JuliaStats / DataArrays.jl

DEPRECATED: Data structures that allow missing values
Other
53 stars 50 forks source link

Broadcasted not (.!) giving inconsistent return type when DataArray in expression #263

Open joshbode opened 7 years ago

joshbode commented 7 years ago

The broadcasted not operator .! (new in 0.6) is returning results with unexpected type when used directly on expressions containing a DataArray, e.g.

isa(.!isna.(x), DataArray) == true

whereas, if the BitArray result is stored in an intermediate variable:

y = isna.(x)
isa(.!y,  BitArray) == true

Example:

0.6.0-rc3.0> using DataArrays
0.6.0-rc3.0> x = DataArray(1:3);

0.6.0-rc3.0> isna.(x)
3-element BitArray{1}:
 false
 false
 false
# looks correct

0.6.0-rc3.0> .!isna.(x)
3-element DataArrays.DataArray{Bool,1}:
 true
 true
 true
# return has become a DataArray{Bool}

0.6.0-rc3.0> y = isna.(x); .!y
3-element BitArray{1}:
 true
 true
 true
# return is a BitArray as expected

Possible explanation - the code expansion looks rather more complicated than expected:

0.6.0-rc3.0> expand(:(.!f.(x)))
:($(Expr(:thunk, CodeInfo(:(begin
        $(Expr(:thunk, CodeInfo(:(begin
        global ##19#20
        const ##19#20
        $(Expr(:composite_type, Symbol("##19#20"), :((Core.svec)()), :((Core.svec)()), :(Core.Function), :((Core.svec)()), false, 0))
        return
    end))))
        $(Expr(:method, false, :((Core.svec)((Core.svec)(##19#20, Core.Any), (Core.svec)())), CodeInfo(:(begin
        #temp#@_3 = f(#temp#@_2)
        return !#temp#@_3
    end)), false))
        #19 = $(Expr(:new, Symbol("##19#20")))
        SSAValue(0) = #19
        return (Base.broadcast)(SSAValue(0), x)
    end)))))

versus:

0.6.0-rc3.0> expand(:(f.(x)))
:((Base.broadcast)(f, x))

0.6.0-rc3.0> expand(:(.!y))
:((Base.broadcast)(!, y))

which possibly suggests it is an upstream issue, independent of DataArrays.

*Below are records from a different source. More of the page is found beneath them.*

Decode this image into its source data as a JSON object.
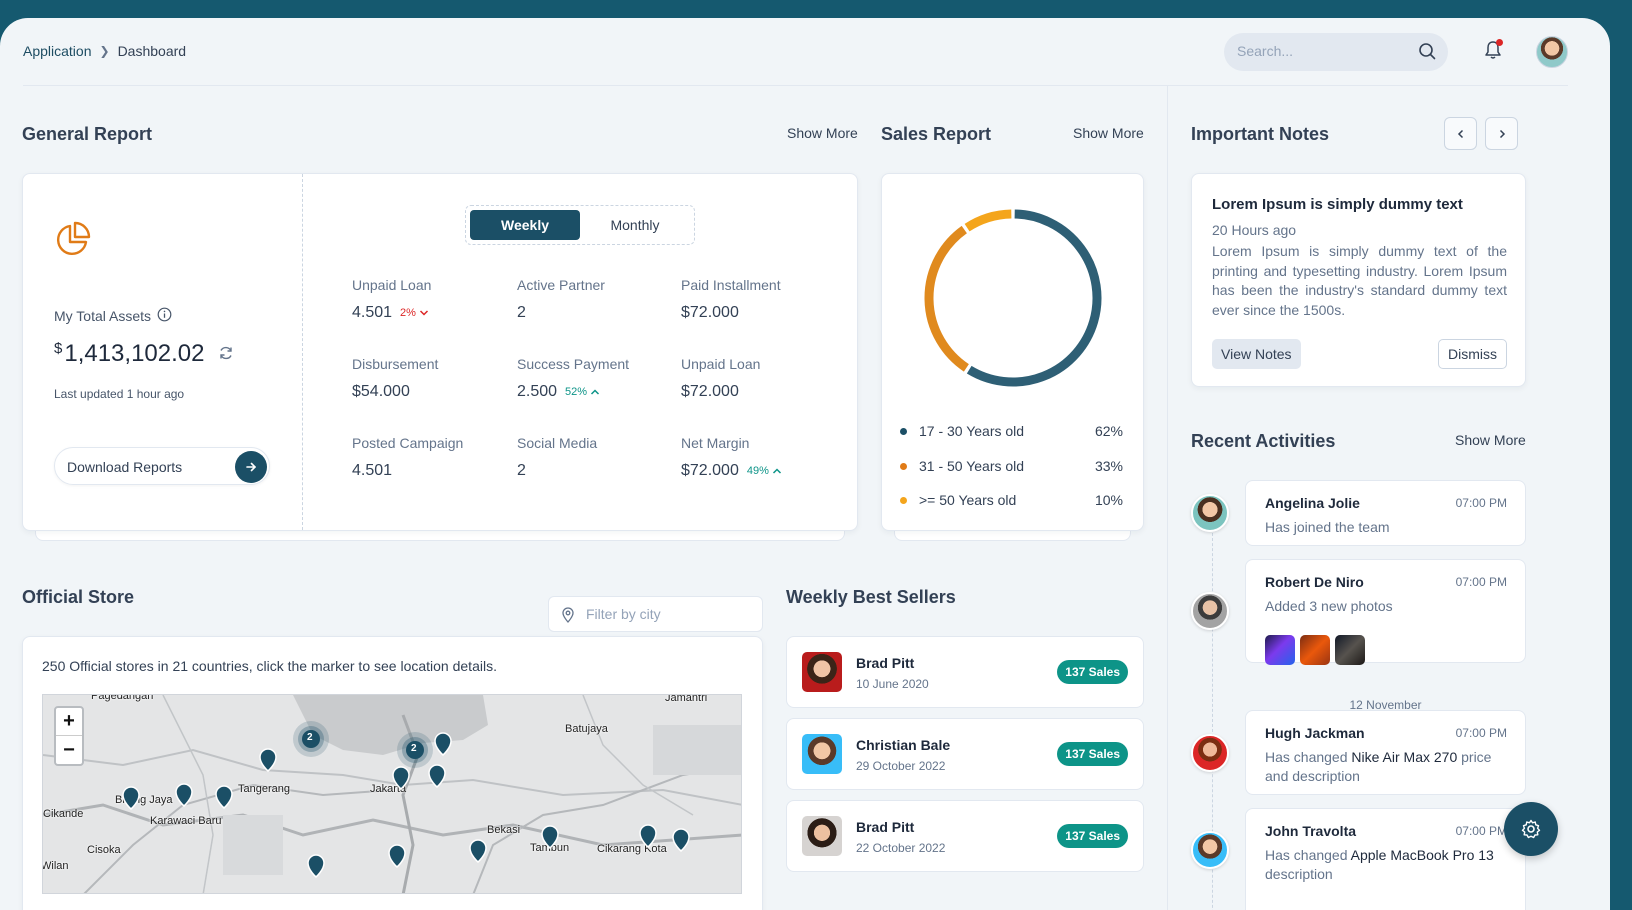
{
  "header": {
    "breadcrumb": [
      "Application",
      "Dashboard"
    ],
    "search_placeholder": "Search...",
    "icons": [
      "search-icon",
      "bell-icon",
      "avatar"
    ]
  },
  "general_report": {
    "title": "General Report",
    "show_more": "Show More",
    "assets_label": "My Total Assets",
    "currency": "$",
    "assets_value": "1,413,102.02",
    "updated": "Last updated 1 hour ago",
    "download_label": "Download Reports",
    "tabs": [
      "Weekly",
      "Monthly"
    ],
    "active_tab": "Weekly",
    "stats": [
      {
        "label": "Unpaid Loan",
        "value": "4.501",
        "change": "2%",
        "trend": "down"
      },
      {
        "label": "Active Partner",
        "value": "2",
        "change": "",
        "trend": ""
      },
      {
        "label": "Paid Installment",
        "value": "$72.000",
        "change": "",
        "trend": ""
      },
      {
        "label": "Disbursement",
        "value": "$54.000",
        "change": "",
        "trend": ""
      },
      {
        "label": "Success Payment",
        "value": "2.500",
        "change": "52%",
        "trend": "up"
      },
      {
        "label": "Unpaid Loan",
        "value": "$72.000",
        "change": "",
        "trend": ""
      },
      {
        "label": "Posted Campaign",
        "value": "4.501",
        "change": "",
        "trend": ""
      },
      {
        "label": "Social Media",
        "value": "2",
        "change": "",
        "trend": ""
      },
      {
        "label": "Net Margin",
        "value": "$72.000",
        "change": "49%",
        "trend": "up"
      }
    ]
  },
  "sales_report": {
    "title": "Sales Report",
    "show_more": "Show More",
    "colors": [
      "#2e5f75",
      "#e08a1e",
      "#f4a51c"
    ],
    "legend": [
      {
        "label": "17 - 30 Years old",
        "pct": "62%",
        "value": 62
      },
      {
        "label": "31 - 50 Years old",
        "pct": "33%",
        "value": 33
      },
      {
        "label": ">= 50 Years old",
        "pct": "10%",
        "value": 10
      }
    ]
  },
  "notes": {
    "title": "Important Notes",
    "note_title": "Lorem Ipsum is simply dummy text",
    "note_time": "20 Hours ago",
    "note_body": "Lorem Ipsum is simply dummy text of the printing and typesetting industry. Lorem Ipsum has been the industry's standard dummy text ever since the 1500s.",
    "view_label": "View Notes",
    "dismiss_label": "Dismiss"
  },
  "activities": {
    "title": "Recent Activities",
    "show_more": "Show More",
    "date_separator": "12 November",
    "items": [
      {
        "name": "Angelina Jolie",
        "time": "07:00 PM",
        "text": "Has joined the team"
      },
      {
        "name": "Robert De Niro",
        "time": "07:00 PM",
        "text": "Added 3 new photos"
      },
      {
        "name": "Hugh Jackman",
        "time": "07:00 PM",
        "pre": "Has changed ",
        "highlight": "Nike Air Max 270",
        "post": " price and description"
      },
      {
        "name": "John Travolta",
        "time": "07:00 PM",
        "pre": "Has changed ",
        "highlight": "Apple MacBook Pro 13",
        "post": " description"
      }
    ]
  },
  "store": {
    "title": "Official Store",
    "filter_placeholder": "Filter by city",
    "description": "250 Official stores in 21 countries, click the marker to see location details.",
    "zoom_in": "+",
    "zoom_out": "−",
    "cluster_counts": [
      "2",
      "2"
    ],
    "map_labels": [
      "Pagedangan",
      "Jamantri",
      "Batujaya",
      "Tangerang",
      "Jakarta",
      "Bekasi",
      "Tambun",
      "Cikarang Kota",
      "Cikande",
      "Karawaci Baru",
      "Cisoka",
      "Bitung Jaya",
      "Wilan"
    ]
  },
  "best_sellers": {
    "title": "Weekly Best Sellers",
    "items": [
      {
        "name": "Brad Pitt",
        "date": "10 June 2020",
        "badge": "137 Sales"
      },
      {
        "name": "Christian Bale",
        "date": "29 October 2022",
        "badge": "137 Sales"
      },
      {
        "name": "Brad Pitt",
        "date": "22 October 2022",
        "badge": "137 Sales"
      }
    ]
  }
}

joshbode commented 7 years ago

Two workarounds:

0.6.0-rc3.0> .!begin isna.(x) end
3-element BitArray{1}:
 true
 true
 true

0.6.0-rc3.0> .!(_ = isna.(x))
3-element BitArray{1}:
 true
 true
 true
ararslan commented 7 years ago

The complex code expansion I believe is expected since this is a fusing dot operation. Note that you get something similar with expand(:(a .+ b .- c)), for example.

As for this bug (and the fact that those workarounds work!), that is bizarre...

joshbode commented 7 years ago

I'm not sure the expansion is correct... it involves the expression-head :composite_type for example, which sounds like the dot might be being interpreted as field access perhaps? Don't know enough about the parser, but looks strange to me.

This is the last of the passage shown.